The second category is participant-generation, which is the mechanism of audience participation added to the technical means just described. Nicolas Bourriaud, in his 1998 book The Aesthetics of Relationships, summarises artistic practices that incorporate audience interaction into their work, and as a necessary component. Later, in her 2012 book Artificial Hell: Participatory Art and the Politics of the Viewer, Claire Bishop reorganised the political claims of artistic events in terms of social movements. In this way, it is easy to explain that PAK, now the NFT’s highest-priced artist, would present an NFT work entitled Censorship (6) with imprisoned WikiLeaks founder Julian Assange, to influence real-life political events through viewer purchases and participation and to generate a wider public discussion.
Furthermore, stemming from the cryptographic underpinnings of the blockchain, most of the earliest practitioners who started to bring their work to the chain had a background in the discipline of computing, which included programmers and even hackers, such as, Rhea Myers, Simon de la Rouviere. So it is not surprising that programs such as Tim Berners-Lee’s www source code, or Mad Dog Jones’ NFT generator, or the code itself, become high-priced NFTs.
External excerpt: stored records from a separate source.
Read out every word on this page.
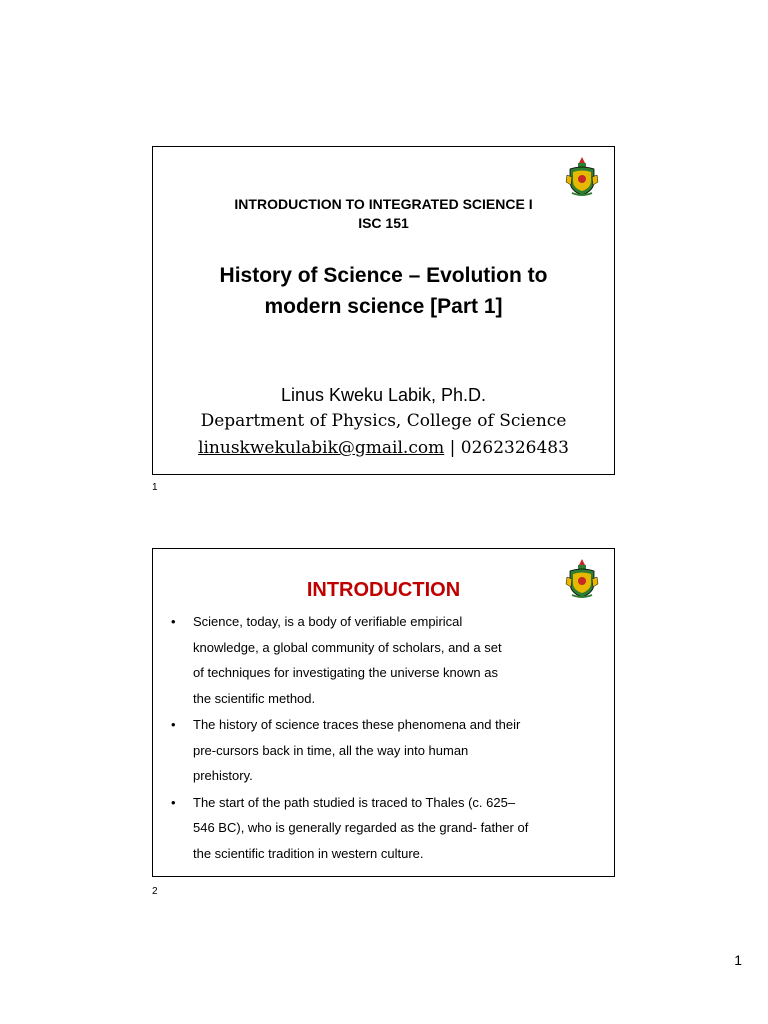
INTRODUCTION TO INTEGRATED SCIENCE I
ISC 151
History of Science – Evolution to
modern science [Part 1]
Linus Kweku Labik, Ph.D.
Department of Physics, College of Science
linuskwekulabik@gmail.com | 0262326483
1
INTRODUCTION
• Science, today, is a body of verifiable empirical
knowledge, a global community of scholars, and a set
of techniques for investigating the universe known as
the scientific method.
• The history of science traces these phenomena and their
pre-cursors back in time, all the way into human
prehistory.
• The start of the path studied is traced to Thales (c. 625–
546 BC), who is generally regarded as the grand- father of
the scientific tradition in western culture.
2
1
The last category, would overlap with the second, but such NFTs, as they are not themselves artistic conversions. For example, the first tweet of a tweet, or a crowdfunding campaign launched explicitly for a good cause. Although they also have a high price tag, they are more akin to art derivatives or digital monuments to public events, so they are in a separate category.
In summary, we have tried to loosely categorise those works with a clear NFT label, and we can see that the production methods can all be traced back to a wider artistic lineage. Doesn’t this make blockchain technology a real booster of art prices? As Nathan Jones and Sam Skinner put it in their article, “Blockchain is a two-faced thing; on the one hand, its transparency and decentralised nature is conducive to fairness and accountability, but on the other hand, even though it’s open source, its roots as a financial payment system mean that the logic by which it operates is often is capitalist.” (7)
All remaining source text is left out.